‘Every fraction of a degree matters’: Oil majors’ global climate scenarios to breach Paris Agreement
Scenarios offered by oil and energy giants to decarbonise and reach the 1.5C target of the Paris Agreement have been branded “incompatible” by a new study that warns that every fraction of a degree matters when it comes to lowering emissions.
While energy giants such as BP and Shell celebrate record-breaking profit margins, new research has warned that their decarbonisation scenarios are not compatible with a 1.5C future.
In a peer-reviewed paper published today (16 August) in Nature Communications, researchers analysed six institutional scenarios published between 2020 and mid-2021, including four from the oil majors (two from BP), and two developed by the International Energy Agency IEA.
It found that only the IEA Net Zero 2050 scenario is consistent with the 1.5C ambition of the Paris Agreement.
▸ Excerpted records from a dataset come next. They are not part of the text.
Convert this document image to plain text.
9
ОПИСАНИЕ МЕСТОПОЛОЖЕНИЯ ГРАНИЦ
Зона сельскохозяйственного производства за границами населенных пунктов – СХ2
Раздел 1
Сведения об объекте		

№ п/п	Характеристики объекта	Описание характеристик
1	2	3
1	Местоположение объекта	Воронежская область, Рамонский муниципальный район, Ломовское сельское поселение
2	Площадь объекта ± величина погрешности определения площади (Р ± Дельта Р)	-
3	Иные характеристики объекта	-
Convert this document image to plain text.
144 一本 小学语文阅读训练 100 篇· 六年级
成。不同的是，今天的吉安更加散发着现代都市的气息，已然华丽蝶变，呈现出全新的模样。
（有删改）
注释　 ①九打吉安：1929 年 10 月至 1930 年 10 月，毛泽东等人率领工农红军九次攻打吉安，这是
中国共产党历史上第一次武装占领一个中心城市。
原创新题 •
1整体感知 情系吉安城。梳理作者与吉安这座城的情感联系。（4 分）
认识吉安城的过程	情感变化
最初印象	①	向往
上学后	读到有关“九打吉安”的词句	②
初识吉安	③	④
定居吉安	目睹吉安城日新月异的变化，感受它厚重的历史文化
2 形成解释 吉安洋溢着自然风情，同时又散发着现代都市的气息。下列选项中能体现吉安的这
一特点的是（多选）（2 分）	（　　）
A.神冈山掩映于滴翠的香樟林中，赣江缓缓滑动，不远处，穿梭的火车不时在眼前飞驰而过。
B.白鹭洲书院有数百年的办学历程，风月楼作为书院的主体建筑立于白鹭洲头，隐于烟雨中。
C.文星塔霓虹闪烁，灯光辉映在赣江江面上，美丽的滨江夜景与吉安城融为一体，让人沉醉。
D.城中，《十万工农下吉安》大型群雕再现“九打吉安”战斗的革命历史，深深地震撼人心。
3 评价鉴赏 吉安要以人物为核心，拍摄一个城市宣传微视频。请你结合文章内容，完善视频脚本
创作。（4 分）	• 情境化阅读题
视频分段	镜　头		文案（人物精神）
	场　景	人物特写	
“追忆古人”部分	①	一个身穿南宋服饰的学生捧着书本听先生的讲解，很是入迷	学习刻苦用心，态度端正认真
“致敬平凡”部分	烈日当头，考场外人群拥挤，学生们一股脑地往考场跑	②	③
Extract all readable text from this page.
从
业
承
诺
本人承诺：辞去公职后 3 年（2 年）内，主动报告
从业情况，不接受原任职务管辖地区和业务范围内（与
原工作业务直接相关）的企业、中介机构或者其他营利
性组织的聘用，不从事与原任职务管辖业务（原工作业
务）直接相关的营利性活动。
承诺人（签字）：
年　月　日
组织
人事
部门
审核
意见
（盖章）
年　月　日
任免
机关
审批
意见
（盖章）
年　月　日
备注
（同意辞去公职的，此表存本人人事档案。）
Basing comparisons against the Integrated Assessment Model scenarios assessed by the Intergovernmental Panel on Climate Change (IPCC), the study found that scenarios offered by the likes of BP, Shell and Equinor sat between 2C and 1.5C.
Equinor’s ‘Rebalance’ scenario peaks at a median warming of 1.73°C above pre-industrial levels in 2060, according to the study, while BP’s two decarbonisation scenarios – which vary based on the speed of technology deployment – sit at 1.73C and 1.65C. The IEA’s sustainable development scenario (SDS) reaches 1.78C in 2056.
The researchers state that every fraction of a degree matters when it comes to net-zero scenarios, with the climate likely to change drastically for every difference.
“Most of the scenarios we evaluated would be classified as inconsistent with the Paris Agreement as they fail to limit warming to ‘well below 2C’, let alone 1.5C, and would exceed the 1.5C warming limit by a significant margin,” said Dr Robert Brecha, co-lead author of the study.
“Energy system transformation is critical to reaching the Paris Agreement warming limit, and decision makers need sound and transparent scientific assessments. This paper adds to that transparency.”
The oil and gas sector is already set to burn through some 80% of the total global carbon budget the world will need to stick to if the Paris Agreement’s 1.5C trajectory is to be realised according to reports. A collaborative effort between the World Benchmarking Alliance (WBA), CDP and ADEME, the benchmark report assesses the emissions and climate plans of publicly listed and state-owned energy companies against the Assessing Low-Carbon Transmission (ACT) methodology. It then compares these results to alignment with a 1.5C temperature pathway.
The report analyses the emissions associated with 100 of the world’s largest energy companies, revealing that, if they do not change their business models, they will consume the sector’s carbon budget for 2019-2050 by 2037. All of the state-owned businesses and major corporates analysed have increased either oil or gas production, or both, since 2014.
Independent companies are set to account for a further 12% of the carbon budget and the seven biggest oil majors a further 13%. This cohort includes BP, Chevron, ConocoPhillips, Eni, ExxonMobil, Royal Dutch Shell and Total Energies.
The world is on course to produce around 110% more fossil fuels than what is compatible with a 1.5C future, according to a UN report warning that governments plan to double fossil fuel production by 2030 despite setting net-zero targets.
The report warns that despite almost three-quarters of the global GDP being covered by actual or intended net-zero strategies, the fossil fuel production gap still remains incompatible with the aims of the Paris Agreement.